Search code examples
pythonhttptwistedpacket

How to detect HTTP Request in python + twisted?


I am learning network programming using twisted 10 in python. In below code is there any way to detect HTTP Request when data recieved? also retrieve Domain name, Sub Domain, Port values from this? Discard it if its not http data?

from twisted.internet import stdio, reactor, protocol

from twisted.protocols import basic

import re



class DataForwardingProtocol(protocol.Protocol):

    def _ _init_ _(self):

        self.output = None

        self.normalizeNewlines = False



    def dataReceived(self, data):

        if self.normalizeNewlines:

            data = re.sub(r"(\r\n|\n)", "\r\n", data)

        if self.output:

            self.output.write(data)



class StdioProxyProtocol(DataForwardingProtocol):

    def connectionMade(self):

        inputForwarder = DataForwardingProtocol( )

        inputForwarder.output = self.transport

        inputForwarder.normalizeNewlines = True

        stdioWrapper = stdio.StandardIO(inputForwarder)

        self.output = stdioWrapper

        print "Connected to server.  Press ctrl-C to close connection."



class StdioProxyFactory(protocol.ClientFactory):

    protocol = StdioProxyProtocol



    def clientConnectionLost(self, transport, reason):

        reactor.stop( )



    def clientConnectionFailed(self, transport, reason):

        print reason.getErrorMessage( )

        reactor.stop( )



if __name__ == '_ _main_ _':

    import sys

    if not len(sys.argv) == 3:

        print "Usage: %s host port" % _ _file_ _

        sys.exit(1)



    reactor.connectTCP(sys.argv[1], int(sys.argv[2]), StdioProxyFactory( ))

    reactor.run( )

Solution

  • protocol.dataReceived, which you're overriding, is too low-level to serve for the purpose without smart buffering that you're not doing -- per the docs I just quoted,

    Called whenever data is received.

    Use this method to translate to a higher-level message. Usually, some callback will be made upon the receipt of each complete protocol message.

    Parameters

    data
    

    a string of indeterminate length. Please keep in mind that you will probably need to buffer some data, as partial (or multiple) protocol messages may be received! I recommend that unit tests for protocols call through to this method with differing chunk sizes, down to one byte at a time.

    You appear to be completely ignoring this crucial part of the docs.

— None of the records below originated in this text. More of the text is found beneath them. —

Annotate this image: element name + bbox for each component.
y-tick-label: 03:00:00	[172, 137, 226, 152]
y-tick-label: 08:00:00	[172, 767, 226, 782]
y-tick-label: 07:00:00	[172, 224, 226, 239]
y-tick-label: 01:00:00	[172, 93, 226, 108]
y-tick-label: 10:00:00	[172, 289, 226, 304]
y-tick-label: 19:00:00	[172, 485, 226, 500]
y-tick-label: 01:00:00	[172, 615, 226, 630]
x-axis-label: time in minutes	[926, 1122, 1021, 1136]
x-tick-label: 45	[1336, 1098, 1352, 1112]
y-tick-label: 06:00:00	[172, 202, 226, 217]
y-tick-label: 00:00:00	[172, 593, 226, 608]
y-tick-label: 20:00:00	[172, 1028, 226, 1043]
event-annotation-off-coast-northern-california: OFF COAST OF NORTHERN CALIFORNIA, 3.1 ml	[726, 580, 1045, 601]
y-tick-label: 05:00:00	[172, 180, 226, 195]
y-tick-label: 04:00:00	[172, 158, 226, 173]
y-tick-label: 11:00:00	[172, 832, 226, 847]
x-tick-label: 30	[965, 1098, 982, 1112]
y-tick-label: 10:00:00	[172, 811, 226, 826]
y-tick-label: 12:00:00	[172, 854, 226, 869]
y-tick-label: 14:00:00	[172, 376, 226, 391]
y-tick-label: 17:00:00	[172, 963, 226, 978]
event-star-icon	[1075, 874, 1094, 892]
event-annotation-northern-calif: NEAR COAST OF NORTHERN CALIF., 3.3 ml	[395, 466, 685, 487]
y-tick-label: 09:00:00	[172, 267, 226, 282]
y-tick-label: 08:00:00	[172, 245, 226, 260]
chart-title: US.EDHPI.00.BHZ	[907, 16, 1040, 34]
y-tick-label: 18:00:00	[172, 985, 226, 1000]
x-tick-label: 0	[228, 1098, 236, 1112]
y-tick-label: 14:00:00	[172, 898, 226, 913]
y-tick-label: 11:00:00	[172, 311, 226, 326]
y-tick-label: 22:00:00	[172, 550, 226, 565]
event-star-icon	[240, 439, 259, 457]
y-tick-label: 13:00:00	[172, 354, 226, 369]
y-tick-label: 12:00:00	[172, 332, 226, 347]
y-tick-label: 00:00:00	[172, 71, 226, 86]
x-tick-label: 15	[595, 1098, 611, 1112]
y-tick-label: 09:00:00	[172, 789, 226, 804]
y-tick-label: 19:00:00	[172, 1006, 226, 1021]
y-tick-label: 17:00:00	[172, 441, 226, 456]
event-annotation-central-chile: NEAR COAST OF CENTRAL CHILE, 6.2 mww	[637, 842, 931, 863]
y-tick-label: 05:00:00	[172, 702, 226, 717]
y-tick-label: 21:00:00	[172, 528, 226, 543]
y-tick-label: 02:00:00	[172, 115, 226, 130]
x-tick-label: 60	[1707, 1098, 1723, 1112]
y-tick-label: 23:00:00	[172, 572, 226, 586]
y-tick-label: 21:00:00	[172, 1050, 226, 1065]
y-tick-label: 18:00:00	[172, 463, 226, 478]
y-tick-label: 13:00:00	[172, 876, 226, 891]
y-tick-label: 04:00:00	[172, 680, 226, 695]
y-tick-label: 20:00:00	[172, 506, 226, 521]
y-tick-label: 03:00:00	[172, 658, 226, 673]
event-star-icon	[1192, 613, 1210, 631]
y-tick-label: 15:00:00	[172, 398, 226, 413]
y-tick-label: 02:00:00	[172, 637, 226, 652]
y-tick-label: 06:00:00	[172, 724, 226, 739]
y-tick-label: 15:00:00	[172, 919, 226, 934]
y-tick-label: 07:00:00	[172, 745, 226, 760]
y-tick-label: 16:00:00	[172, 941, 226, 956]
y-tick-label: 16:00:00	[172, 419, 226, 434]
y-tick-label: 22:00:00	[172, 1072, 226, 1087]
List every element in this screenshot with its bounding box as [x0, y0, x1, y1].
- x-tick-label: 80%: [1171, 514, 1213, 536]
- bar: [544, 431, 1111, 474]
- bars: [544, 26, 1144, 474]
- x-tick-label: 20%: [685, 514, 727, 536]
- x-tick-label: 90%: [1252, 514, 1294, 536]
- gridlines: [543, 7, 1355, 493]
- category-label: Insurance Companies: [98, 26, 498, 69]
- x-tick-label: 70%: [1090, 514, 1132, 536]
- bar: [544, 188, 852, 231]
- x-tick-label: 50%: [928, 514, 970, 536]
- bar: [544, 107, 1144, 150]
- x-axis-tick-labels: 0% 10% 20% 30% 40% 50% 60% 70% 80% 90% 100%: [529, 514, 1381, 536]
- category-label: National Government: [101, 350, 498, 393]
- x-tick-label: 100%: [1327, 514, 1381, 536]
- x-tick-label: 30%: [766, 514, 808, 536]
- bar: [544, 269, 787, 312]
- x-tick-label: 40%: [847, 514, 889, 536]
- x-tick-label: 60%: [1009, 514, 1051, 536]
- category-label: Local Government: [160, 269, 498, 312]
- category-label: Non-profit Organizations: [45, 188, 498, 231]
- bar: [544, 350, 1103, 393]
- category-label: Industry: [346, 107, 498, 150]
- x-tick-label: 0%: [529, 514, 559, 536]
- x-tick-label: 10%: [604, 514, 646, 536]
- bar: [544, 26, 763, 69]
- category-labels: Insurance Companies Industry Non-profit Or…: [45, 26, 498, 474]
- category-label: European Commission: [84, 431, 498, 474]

    You could instead use LineReceiver.lineReceived (inheriting from protocols.basic.LineReceiver, of course) to take advantage of the fact that HTTP requests come in "lines" -- you'll still need to join up headers that are being sent as multiple lines, since as this tutorial says:

    Header lines beginning with space or tab are actually part of the previous header line, folded into multiple lines for easy reading.

    Once you have a nicely formatted/parsed response (consider studying twisted.web's sources so see one way it could be done),

    retrieve Domain name, Sub Domain, Port values from this?

    now the Host header (cfr the RFC section 14.23) is the one containing this info.